Entre Captain Blood (son film précédent) et The charge of the light Brigade, les progrès sont sidérants. Il a appris à jouer en deçà (underplay disent les Américains) et on peut considérer Curtiz (dont les aboiements l'horripilaient) comme en partie responsable de cette transformation. The charge n'est ni Gentleman Jim, ni They died with their boots on mais sous le froid soleil de Lone Pine, un acteur et pas seulement un swashbuckler est en train de naître. Pour la première fois aussi (même s'ils étaient déjà appariés dans Blood), une scène va matérialiser la magie du couple Errol Flynn- Olivia de Haviland. Replaçons-là dans son contexte. Geoffrey (Errol) vient de comprendre que sa fiancée Elsa (Livvie) en pince pour son gringalet de frère Perry. Même si la situation paraît hautement improbable (qui préfèrerait boire du Carré des vignes plutôt qu'un Montrachet ?) , Errol la joue grand seigneur et promet à Elsa de veiller à ce que son frère ne soit impliqué dans aucune opération militaire dangereuse en Crimée. Les derniers mots qu'Elsa adresse à Geoffrey dans cette séquence sont : " Tell him that his brother is the finest man I've ever known". Après ces paroles et alors qu'Elsa quitte la pièce, la caméra fait un léger travelling avant sur le visage de Geoffrey, faussement impassible (pas un sourcil ne bouge), intérieurement bouleversé.

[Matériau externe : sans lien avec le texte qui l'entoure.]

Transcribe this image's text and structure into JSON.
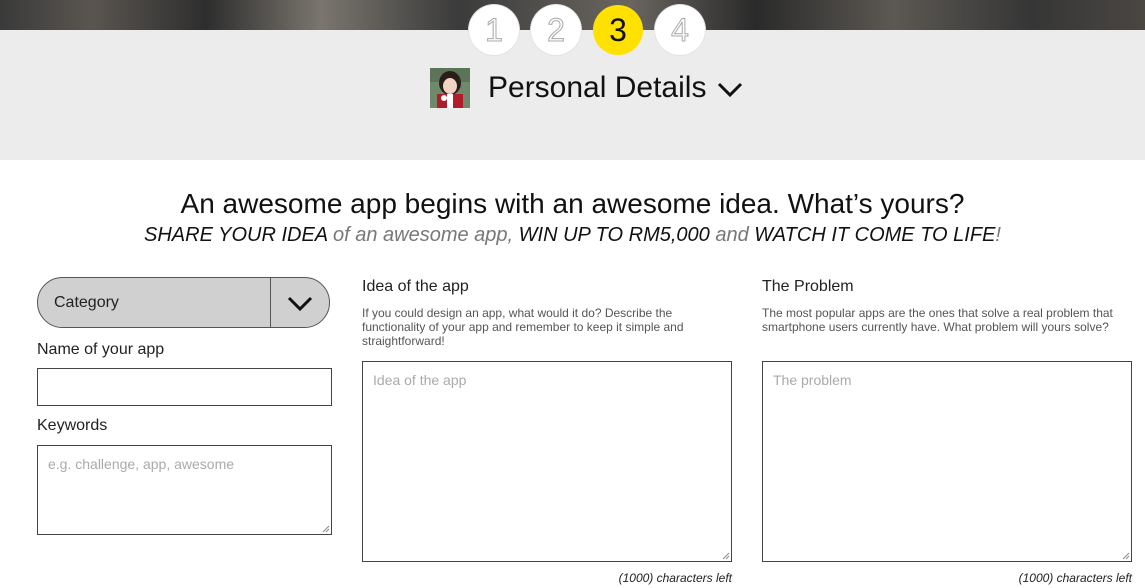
{
  "stepper": {
    "steps": [
      "1",
      "2",
      "3",
      "4"
    ],
    "active_step": "3"
  },
  "section": {
    "title": "Personal Details"
  },
  "intro": {
    "headline": "An awesome app begins with an awesome idea. What’s yours?",
    "tagline": {
      "part1": "SHARE YOUR IDEA",
      "part2": " of an awesome app, ",
      "part3": "WIN UP TO RM5,000",
      "part4": " and ",
      "part5": "WATCH IT COME TO LIFE",
      "part6": "!"
    }
  },
  "form": {
    "category": {
      "label": "Category"
    },
    "app_name": {
      "label": "Name of your app",
      "value": ""
    },
    "keywords": {
      "label": "Keywords",
      "placeholder": "e.g. challenge, app, awesome"
    },
    "idea": {
      "label": "Idea of the app",
      "description": "If you could design an app, what would it do? Describe the functionality of your app and remember to keep it simple and straightforward!",
      "placeholder": "Idea of the app",
      "counter": "(1000) characters left"
    },
    "problem": {
      "label": "The Problem",
      "description": "The most popular apps are the ones that solve a real problem that smartphone users currently have. What problem will yours solve?",
      "placeholder": "The problem",
      "counter": "(1000) characters left"
    }
  },
  "colors": {
    "active_step": "#ffe100",
    "header_bg": "#ececec",
    "category_bg": "#d0d0d0"
  },
  "icons": {
    "section_toggle": "chevron-down-icon",
    "category_toggle": "chevron-down-icon",
    "avatar": "user-avatar"
  }
}
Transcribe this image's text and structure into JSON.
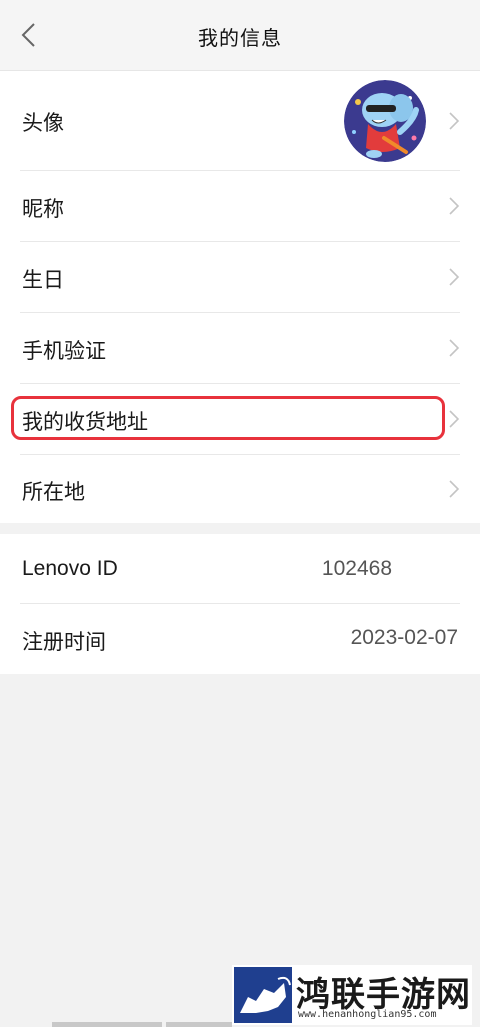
{
  "header": {
    "title": "我的信息"
  },
  "profile": {
    "avatar_label": "头像",
    "nickname_label": "昵称",
    "birthday_label": "生日",
    "phone_label": "手机验证",
    "address_label": "我的收货地址",
    "location_label": "所在地"
  },
  "account": {
    "id_label": "Lenovo ID",
    "id_value": "102468",
    "register_label": "注册时间",
    "register_value": "2023-02-07"
  },
  "watermark": {
    "brand": "鸿联手游网",
    "url": "www.henanhonglian95.com"
  },
  "colors": {
    "highlight": "#e8323c",
    "avatar_bg": "#3b3a8f"
  }
}
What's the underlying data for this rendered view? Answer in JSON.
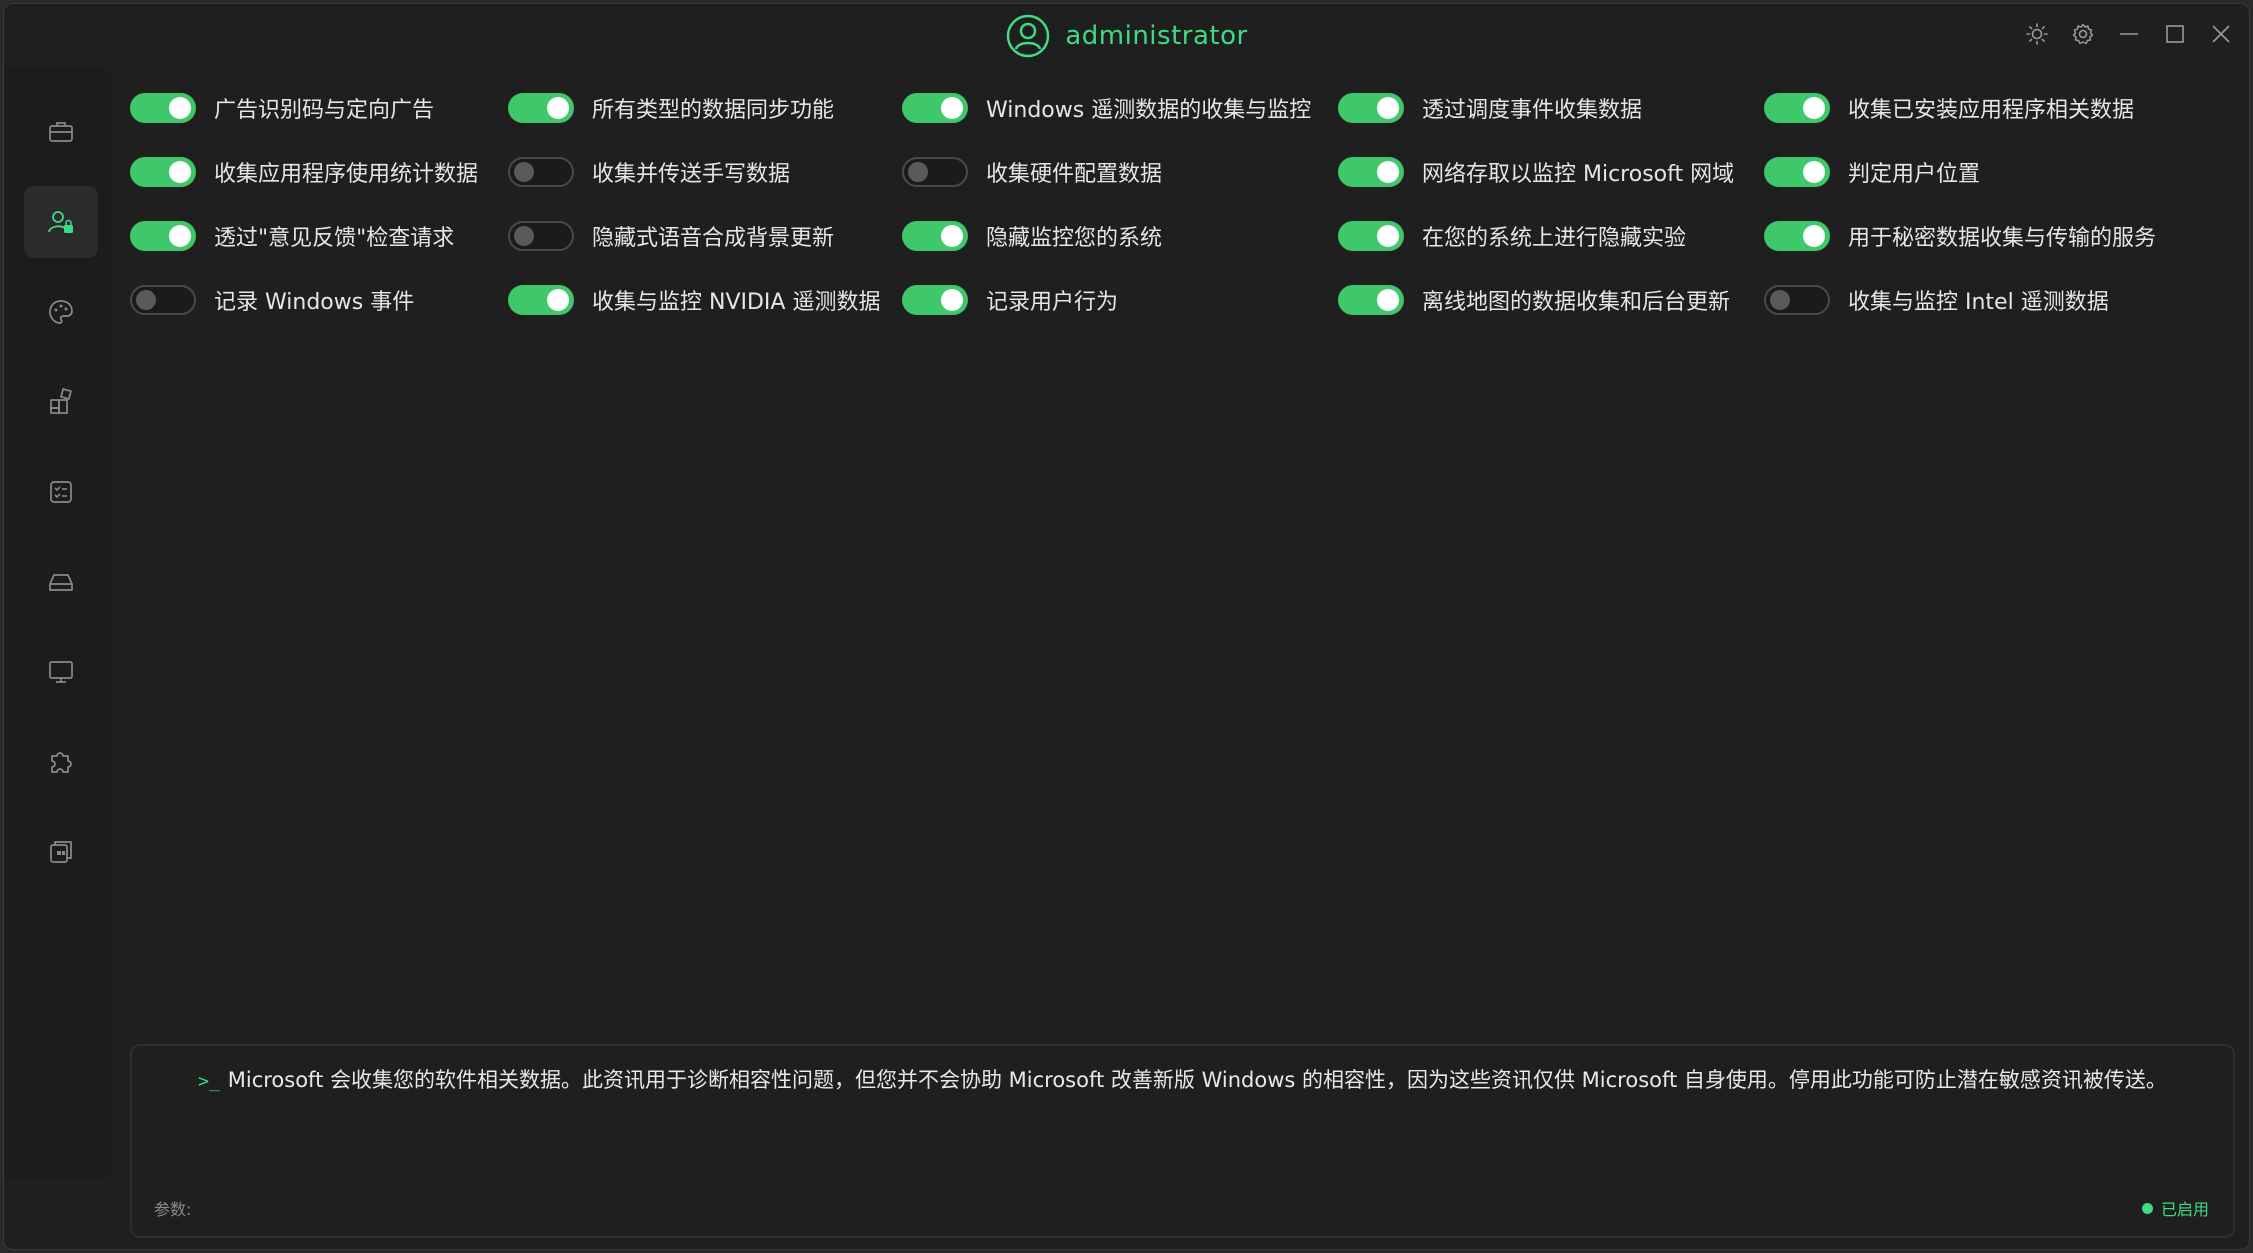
{
  "window": {
    "title": "administrator",
    "accent": "#3ddc84"
  },
  "title_controls": [
    {
      "name": "theme-brightness-icon"
    },
    {
      "name": "settings-gear-icon"
    },
    {
      "name": "minimize-icon"
    },
    {
      "name": "maximize-icon"
    },
    {
      "name": "close-icon"
    }
  ],
  "sidebar": {
    "items": [
      {
        "icon": "toolbox-icon",
        "active": false
      },
      {
        "icon": "user-privacy-icon",
        "active": true
      },
      {
        "icon": "palette-icon",
        "active": false
      },
      {
        "icon": "apps-icon",
        "active": false
      },
      {
        "icon": "tasks-icon",
        "active": false
      },
      {
        "icon": "drive-icon",
        "active": false
      },
      {
        "icon": "monitor-icon",
        "active": false
      },
      {
        "icon": "puzzle-icon",
        "active": false
      },
      {
        "icon": "windows-copy-icon",
        "active": false
      }
    ]
  },
  "toggles": [
    [
      {
        "label": "广告识别码与定向广告",
        "on": true
      },
      {
        "label": "所有类型的数据同步功能",
        "on": true
      },
      {
        "label": "Windows 遥测数据的收集与监控",
        "on": true
      },
      {
        "label": "透过调度事件收集数据",
        "on": true
      },
      {
        "label": "收集已安装应用程序相关数据",
        "on": true
      }
    ],
    [
      {
        "label": "收集应用程序使用统计数据",
        "on": true
      },
      {
        "label": "收集并传送手写数据",
        "on": false
      },
      {
        "label": "收集硬件配置数据",
        "on": false
      },
      {
        "label": "网络存取以监控 Microsoft 网域",
        "on": true
      },
      {
        "label": "判定用户位置",
        "on": true
      }
    ],
    [
      {
        "label": "透过\"意见反馈\"检查请求",
        "on": true
      },
      {
        "label": "隐藏式语音合成背景更新",
        "on": false
      },
      {
        "label": "隐藏监控您的系统",
        "on": true
      },
      {
        "label": "在您的系统上进行隐藏实验",
        "on": true
      },
      {
        "label": "用于秘密数据收集与传输的服务",
        "on": true
      }
    ],
    [
      {
        "label": "记录 Windows 事件",
        "on": false
      },
      {
        "label": "收集与监控 NVIDIA 遥测数据",
        "on": true
      },
      {
        "label": "记录用户行为",
        "on": true
      },
      {
        "label": "离线地图的数据收集和后台更新",
        "on": true
      },
      {
        "label": "收集与监控 Intel 遥测数据",
        "on": false
      }
    ]
  ],
  "console": {
    "prompt": ">_",
    "message": "Microsoft 会收集您的软件相关数据。此资讯用于诊断相容性问题，但您并不会协助 Microsoft 改善新版 Windows 的相容性，因为这些资讯仅供 Microsoft 自身使用。停用此功能可防止潜在敏感资讯被传送。",
    "param_label": "参数:",
    "status_label": "已启用",
    "status_color": "#3ddc84"
  }
}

Pour la dernière fois dans le film, Elsa et Geoffrey sont réunis dans le même plan. En disant adieu à l'amour, Geoffrey se mue en figure de sacrifice et donne à son rôle une épaisseur que la seule vengeance contre Surat Khan ne pouvait lui donner. Flynn, bouleversant, ne faisant presque rien (le propre des géants) vient de signer sa première incarnation majeure.

vendredi 4 février 2011

Notorious (Alfred Hitchcock, 1946)

J'ai toujours pensé que l'agent Devlin annonçait Scotty Ferguson et qu'en matière de fétichisme, les deux faisaient la paire. Devlin comme Scotty avancent masqués. Devlin doit retourner la fille (Alicia Huberman) d'un espion pro-allemand afin qu'elle infiltre le milieu d'anciens nazis ayant fui le Reich pour l'Argentine. Mais cette mission est presque anecdotique au regard de ce qui motive réellement Devlin. Il lui faut vaincre sa peur des femmes. Derrière l'agent secret se cache un homme frustré, un homme pour qui le beau sexe est une espèce indéchiffrable.
Pour la première fois, le maître filme un personnage qui lui ressemble (Hitchock ne disait-il pas aux visiteurs qui s'aventuraient chez lui et en désignant la chambre à coucher, "la pièce où il ne se passe jamais rien").
Sur ce plan (4"04 après le début du film), Devlin, après qu'une Alicia passablement éméchée lui a proposé de faire un tour, ceint la jeune fille d'un foulard pour lui éviter de prendre froid. Il ajuste ici soigneusement le carré de tissus afin de cacher son ventre nu. On peut sérieusement douter qu'il cherche à la protéger de la rigueur du climat, la scène se passant en Floride. On peut plus sérieusement penser qu'il cherche à lui mettre la main dessus, aux deux sens du terme. A se l'approprier tout comme Scotty s'approprie Judy en changeant son aspect physique et sa garde-robe. Devlin est déjà Pygmalion, modifiant l'apparence d'Alicia pour qu'elle puisse séduire à nouveau son ancien fiancé, Alexander Sebastian. Le haut zébré de la jeune femme (Ingrid Bergman avait des épaules à laisser songeuse Laure Manaudou) n'a pas la sophistication des tenues qu'Alicia arborera en Argentine. Il suffit de comparer avec le sublime tailleur qu'elle portera dans un café de Buenos Aires. Difficile de ne pas lier la métamorphose entre les deux Alicia à cette rencontre même si elle n'est jamais explicitée.
Dans ce plan admirablement composé (ah, cette main agrippée au poteau du perron), je ne me lasse pas de contempler le regard d' Alicia vers la main de Devlin. Ce mélange d'ébriété maîtrisée et de consentement amoureux ajoute au trouble du spectateur qui, pur plaisir de voyeur, observe une femme devenir le fétiche d'un homme.